To provide broad operational support for the study, including but not limited to the planning, scheduling, and overseeing the conduct of all day-to-day research and contribute to continuous professional development in line with the Baylor-Uganda medical & psychosocial guidelines.

Overall Responsibilities
• Serves as the primary point of liaison between investigators, ancillary institutions, research team, research participants, sponsoring organizations, and relevant regulatory bodies.
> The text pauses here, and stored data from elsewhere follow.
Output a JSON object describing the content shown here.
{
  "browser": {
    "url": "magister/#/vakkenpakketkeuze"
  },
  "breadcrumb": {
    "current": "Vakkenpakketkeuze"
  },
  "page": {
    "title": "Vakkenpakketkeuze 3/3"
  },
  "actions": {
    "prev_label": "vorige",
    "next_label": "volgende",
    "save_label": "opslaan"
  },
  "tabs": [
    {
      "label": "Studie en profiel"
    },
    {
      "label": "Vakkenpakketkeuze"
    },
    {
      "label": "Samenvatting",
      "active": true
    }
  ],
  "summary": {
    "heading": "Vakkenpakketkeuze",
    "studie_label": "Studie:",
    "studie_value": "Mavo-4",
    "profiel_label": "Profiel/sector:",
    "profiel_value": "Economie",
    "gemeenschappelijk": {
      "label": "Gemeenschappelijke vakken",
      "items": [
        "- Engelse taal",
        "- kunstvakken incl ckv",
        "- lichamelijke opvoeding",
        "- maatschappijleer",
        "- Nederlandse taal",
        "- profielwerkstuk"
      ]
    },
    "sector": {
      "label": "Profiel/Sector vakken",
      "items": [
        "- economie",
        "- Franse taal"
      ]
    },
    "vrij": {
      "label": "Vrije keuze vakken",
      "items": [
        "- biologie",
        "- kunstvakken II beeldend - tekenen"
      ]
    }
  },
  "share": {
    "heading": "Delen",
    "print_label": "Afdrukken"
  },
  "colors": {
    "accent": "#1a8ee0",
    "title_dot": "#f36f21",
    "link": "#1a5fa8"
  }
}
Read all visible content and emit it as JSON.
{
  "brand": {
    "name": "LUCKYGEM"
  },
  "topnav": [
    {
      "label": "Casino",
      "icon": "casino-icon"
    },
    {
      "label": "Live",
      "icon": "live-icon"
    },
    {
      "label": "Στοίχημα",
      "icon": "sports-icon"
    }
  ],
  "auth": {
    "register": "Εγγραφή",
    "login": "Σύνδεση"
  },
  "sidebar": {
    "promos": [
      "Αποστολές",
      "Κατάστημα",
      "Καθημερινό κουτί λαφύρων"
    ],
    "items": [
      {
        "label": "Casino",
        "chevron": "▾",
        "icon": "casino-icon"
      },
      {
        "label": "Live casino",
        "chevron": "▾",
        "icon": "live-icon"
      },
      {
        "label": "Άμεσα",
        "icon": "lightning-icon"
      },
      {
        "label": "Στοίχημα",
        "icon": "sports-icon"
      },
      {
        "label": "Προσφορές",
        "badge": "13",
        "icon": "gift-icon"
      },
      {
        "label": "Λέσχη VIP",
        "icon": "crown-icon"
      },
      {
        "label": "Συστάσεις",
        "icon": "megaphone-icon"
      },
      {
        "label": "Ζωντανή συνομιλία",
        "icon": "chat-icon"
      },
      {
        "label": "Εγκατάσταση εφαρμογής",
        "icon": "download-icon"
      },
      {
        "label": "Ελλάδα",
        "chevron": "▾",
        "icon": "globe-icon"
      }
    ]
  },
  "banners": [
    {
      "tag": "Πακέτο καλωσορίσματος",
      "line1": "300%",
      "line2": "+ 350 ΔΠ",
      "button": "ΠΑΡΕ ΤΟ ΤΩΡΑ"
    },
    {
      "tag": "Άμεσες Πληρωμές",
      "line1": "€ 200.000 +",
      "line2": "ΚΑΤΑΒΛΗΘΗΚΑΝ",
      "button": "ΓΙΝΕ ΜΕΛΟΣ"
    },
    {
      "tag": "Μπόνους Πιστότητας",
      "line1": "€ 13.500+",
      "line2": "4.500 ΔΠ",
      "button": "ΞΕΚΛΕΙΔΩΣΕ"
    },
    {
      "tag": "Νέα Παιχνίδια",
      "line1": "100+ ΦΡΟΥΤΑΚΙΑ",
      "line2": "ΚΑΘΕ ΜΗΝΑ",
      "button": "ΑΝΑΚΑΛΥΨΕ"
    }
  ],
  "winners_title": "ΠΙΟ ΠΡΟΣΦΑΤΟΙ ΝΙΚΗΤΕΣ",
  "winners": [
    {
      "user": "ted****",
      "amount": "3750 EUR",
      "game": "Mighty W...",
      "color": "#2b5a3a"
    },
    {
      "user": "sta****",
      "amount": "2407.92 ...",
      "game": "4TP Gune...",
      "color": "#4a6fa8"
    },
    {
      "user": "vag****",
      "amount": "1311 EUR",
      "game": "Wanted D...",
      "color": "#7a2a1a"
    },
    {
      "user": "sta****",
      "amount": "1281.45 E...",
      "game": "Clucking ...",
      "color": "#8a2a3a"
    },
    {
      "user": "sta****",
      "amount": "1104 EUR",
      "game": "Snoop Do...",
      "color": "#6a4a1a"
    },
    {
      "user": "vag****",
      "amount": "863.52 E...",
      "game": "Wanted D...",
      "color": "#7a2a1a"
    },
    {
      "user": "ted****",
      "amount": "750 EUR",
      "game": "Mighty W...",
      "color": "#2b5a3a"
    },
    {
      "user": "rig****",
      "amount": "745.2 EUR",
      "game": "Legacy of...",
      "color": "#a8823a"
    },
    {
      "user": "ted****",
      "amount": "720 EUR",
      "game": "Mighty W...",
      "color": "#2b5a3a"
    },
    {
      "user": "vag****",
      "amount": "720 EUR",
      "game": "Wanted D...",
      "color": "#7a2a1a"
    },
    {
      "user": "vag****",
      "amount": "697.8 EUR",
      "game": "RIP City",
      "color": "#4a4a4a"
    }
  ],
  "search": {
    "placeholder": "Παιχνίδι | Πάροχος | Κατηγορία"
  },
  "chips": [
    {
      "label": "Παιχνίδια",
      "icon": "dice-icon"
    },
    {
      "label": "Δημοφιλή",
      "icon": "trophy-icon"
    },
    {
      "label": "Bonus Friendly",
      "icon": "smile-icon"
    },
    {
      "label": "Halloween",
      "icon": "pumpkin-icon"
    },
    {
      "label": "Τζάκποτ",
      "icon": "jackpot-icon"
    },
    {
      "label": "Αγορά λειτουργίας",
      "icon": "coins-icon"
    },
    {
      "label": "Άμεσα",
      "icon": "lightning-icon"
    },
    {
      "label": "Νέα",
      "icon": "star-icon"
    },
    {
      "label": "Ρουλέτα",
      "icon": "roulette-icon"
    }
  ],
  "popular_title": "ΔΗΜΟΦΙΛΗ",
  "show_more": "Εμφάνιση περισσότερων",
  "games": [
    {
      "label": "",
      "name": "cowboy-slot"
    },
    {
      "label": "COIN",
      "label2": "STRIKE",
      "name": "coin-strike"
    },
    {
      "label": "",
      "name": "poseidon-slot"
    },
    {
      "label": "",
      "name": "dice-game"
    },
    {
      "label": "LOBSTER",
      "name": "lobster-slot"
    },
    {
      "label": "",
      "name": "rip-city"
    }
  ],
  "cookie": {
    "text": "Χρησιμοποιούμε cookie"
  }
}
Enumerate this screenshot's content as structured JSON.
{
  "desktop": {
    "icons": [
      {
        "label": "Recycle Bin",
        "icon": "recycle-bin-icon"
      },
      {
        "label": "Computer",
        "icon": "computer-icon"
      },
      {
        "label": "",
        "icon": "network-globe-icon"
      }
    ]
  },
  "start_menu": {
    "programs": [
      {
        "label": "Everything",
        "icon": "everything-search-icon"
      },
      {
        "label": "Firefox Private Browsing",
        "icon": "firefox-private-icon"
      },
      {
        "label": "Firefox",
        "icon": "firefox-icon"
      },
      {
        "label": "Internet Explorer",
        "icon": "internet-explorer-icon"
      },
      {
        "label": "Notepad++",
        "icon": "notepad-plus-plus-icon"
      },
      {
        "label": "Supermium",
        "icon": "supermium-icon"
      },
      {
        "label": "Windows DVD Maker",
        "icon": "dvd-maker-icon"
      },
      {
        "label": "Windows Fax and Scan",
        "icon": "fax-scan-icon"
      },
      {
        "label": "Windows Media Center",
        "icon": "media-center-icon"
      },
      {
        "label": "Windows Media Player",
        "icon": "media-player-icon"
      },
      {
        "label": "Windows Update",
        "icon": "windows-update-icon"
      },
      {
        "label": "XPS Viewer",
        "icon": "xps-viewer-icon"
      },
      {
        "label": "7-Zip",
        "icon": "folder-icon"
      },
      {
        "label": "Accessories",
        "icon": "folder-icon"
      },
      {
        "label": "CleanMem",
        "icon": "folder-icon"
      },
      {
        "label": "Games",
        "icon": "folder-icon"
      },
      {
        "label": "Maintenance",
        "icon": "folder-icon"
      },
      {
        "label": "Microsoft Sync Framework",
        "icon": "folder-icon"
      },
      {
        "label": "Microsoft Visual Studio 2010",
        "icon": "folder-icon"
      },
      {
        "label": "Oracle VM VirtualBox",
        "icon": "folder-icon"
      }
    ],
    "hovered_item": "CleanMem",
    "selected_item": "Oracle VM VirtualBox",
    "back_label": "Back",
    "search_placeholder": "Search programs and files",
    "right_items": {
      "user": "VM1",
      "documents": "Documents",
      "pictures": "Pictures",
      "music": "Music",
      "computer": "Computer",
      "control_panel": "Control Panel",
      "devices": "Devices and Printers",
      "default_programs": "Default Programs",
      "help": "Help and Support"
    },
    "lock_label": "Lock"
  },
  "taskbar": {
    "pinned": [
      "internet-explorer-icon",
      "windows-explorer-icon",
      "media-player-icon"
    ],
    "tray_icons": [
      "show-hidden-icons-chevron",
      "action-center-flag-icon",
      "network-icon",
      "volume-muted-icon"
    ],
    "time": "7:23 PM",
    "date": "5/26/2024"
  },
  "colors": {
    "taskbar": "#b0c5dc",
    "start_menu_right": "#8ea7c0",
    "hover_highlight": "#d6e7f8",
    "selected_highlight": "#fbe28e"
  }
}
Develops and revises study and site specific standard operating procedures (SOPs) Conducts study and site-specific trainings for staff
• Oversees the informed consent process
• Ensures the reporting of ALL serious adverse events (SAE) and expedited adverse events (EAE) immediately to the sponsor and IRBs
• Coordinates, plans, and implements the study in accordance with study protocol
• Monitors study activities and assist in preparation of reports to funding agencies and investigators as appropriate
• Plans and prepares for regular monitoring visits
• Assists in the submission of appropriate documents to appropriate IRBs and other regulatory bodies
• Collaborates with investigators, regulatory bodies, and sponsoring organizations to resolve study-related needs
• Reviews study documents and case reporting forms for accuracy and appropriateness as appropriate Completes CRFs and source documents as appropriate
• Provides frequent and precise updates of his/her activities to the Investigators
• Provides orientation n and appropriate training for all newly hired staff
• Conducts “real-time” and “timely” review of 100% of the study source documents
• Liaise with various study staff in correcting issues raised from review
• Assures that tests, examinations, and procedures are properly performed, recorded, and reported Selects, evaluates, and validates various study procedures and forms
• Completes CRFs, source documents and reports as appropriate

Required Qualification, Experience and Competencies:
• A Health-Related degree or equivalent from a recognized institution and must be registered with a professional body,
• At least 2 years working experience in HIV/AIDS research and Vaccine trails,
• At least two years of experience in clinic or hospital-based services. Experience in HIV/AIDS and ART is important.